Electrical stimulation promotes wound healing by enhancing dermal fibroblast activity and promoting myofibroblast transdifferentiation

• Published in: PloS one Vol. 8; no. 8; p. e71660
• Main Authors: Rouabhia, Mahmoud, Park, Hyunjin, Meng, Shiyun, Derbali, Habib, Zhang, Ze
• Format: Journal Article
• Language: English
• Published: United States Public Library of Science 19.08.2013; Public Library of Science (PLoS)

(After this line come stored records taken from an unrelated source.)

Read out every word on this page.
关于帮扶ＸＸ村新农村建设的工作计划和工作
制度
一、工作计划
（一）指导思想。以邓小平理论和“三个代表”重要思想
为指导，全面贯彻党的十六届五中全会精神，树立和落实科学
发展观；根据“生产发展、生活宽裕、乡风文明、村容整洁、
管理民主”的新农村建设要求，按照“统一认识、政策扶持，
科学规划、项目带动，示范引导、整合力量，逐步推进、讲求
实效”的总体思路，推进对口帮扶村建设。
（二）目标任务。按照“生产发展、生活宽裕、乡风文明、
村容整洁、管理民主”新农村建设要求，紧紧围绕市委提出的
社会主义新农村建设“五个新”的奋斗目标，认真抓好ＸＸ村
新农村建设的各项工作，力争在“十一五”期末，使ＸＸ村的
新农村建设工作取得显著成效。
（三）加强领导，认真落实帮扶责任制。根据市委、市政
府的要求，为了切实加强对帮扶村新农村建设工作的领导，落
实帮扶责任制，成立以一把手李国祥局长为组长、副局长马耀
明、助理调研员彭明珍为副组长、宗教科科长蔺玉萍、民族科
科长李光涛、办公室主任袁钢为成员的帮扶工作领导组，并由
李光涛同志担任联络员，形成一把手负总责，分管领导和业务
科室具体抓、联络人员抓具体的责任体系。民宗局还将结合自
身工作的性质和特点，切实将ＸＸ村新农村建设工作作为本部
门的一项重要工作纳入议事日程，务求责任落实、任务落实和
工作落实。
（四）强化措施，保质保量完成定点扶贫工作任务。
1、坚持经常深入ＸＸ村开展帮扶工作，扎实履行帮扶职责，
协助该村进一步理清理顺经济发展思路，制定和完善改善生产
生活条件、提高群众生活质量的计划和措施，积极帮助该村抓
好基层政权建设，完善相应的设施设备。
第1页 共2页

• Subjects: Actin; Actins - metabolism; Anticoagulants; Biology; Breast cancer; Cell adhesion & migration; Cell culture; Cell growth; Cell Proliferation; Cell Survival; Cell Transdifferentiation; Cells, Cultured; Collagen; Contraction; Cytotoxicity; Dentistry; Dermis - cytology; Dermis - physiology; Diabetes; Ecology; Electric fields; Electric properties; Electric Stimulation; Electrical stimuli; Engineering; Enzyme-Linked Immunosorbent Assay; Exposure; Extracellular matrix; Fibroblast growth factor 1; Fibroblast Growth Factor 1 - metabolism; Fibroblast growth factor 2; Fibroblast Growth Factor 2 - metabolism; Fibroblasts; Fibroblasts - cytology; Fibroblasts - metabolism; Genotype & phenotype; Growth factors; Heparin; Humans; Materials Science; Membranes; Microscopy, Fluorescence; Muscle contraction; Muscle, Smooth - chemistry; Muscles; Myofibroblasts - cytology; Myofibroblasts - metabolism; Physiology; Polylactic acid; Secretion; Skin; Smooth muscle; Stimulation; Surgery; Time Factors; Wound care; Wound Healing; Canada; Quebec City Quebec Canada
• ISSN: 1932-6203; 1932-6203
• DOI: 10.1371/journal.pone.0071660

Electrical stimulation (ES) has long been used as an alternative clinical treatment and an effective approach to modulate cellular behaviours. In this work we investigated the effects of ES on human skin fibroblast activity, myofibroblast transdifferentiation and the consequence on wound healing. Normal human fibroblasts were seeded on heparin-bioactivated PPy/PLLA conductive membranes, cultured for 24 h, and then exposed to ES of 50 or 200 mV/mm for 2, 4, or 6 h. Following ES, the cells were either subjected to various analyses or re-seeded to investigate their healing capacity. Our findings show that ES had no cytotoxic effect on the fibroblasts, as demonstrated by the similar LDH activity levels in the ES-exposed and non-exposed cultures, and by the comparable cell viability under both conditions. Furthermore, the number of viable fibroblasts was higher following exposure to 6 h of ES than in the non-exposed culture. This enhanced cell growth was likely due to the ES up-regulated secretion of FGF-1 and FGF-2. In an in vitro scratch-wound assay where cell monolayer was used as a healing model, the electrically stimulated dermal fibroblasts migrated faster following exposure to ES and recorded a high contractile behaviour toward the collagen gel matrix. This enhanced contraction was supported by the high level of α-smooth muscle actin expressed by the fibroblasts following exposure to ES, indicating the characteristics of myofibroblasts. Remarkably, the modulation of fibroblast growth continued long after ES. In conclusion, this work demonstrates for the first time that exposure to ES promoted skin fibroblast growth and migration, increased growth factor secretion, and promoted fibroblast to myofibroblast transdifferentiation, thus promoting wound healing.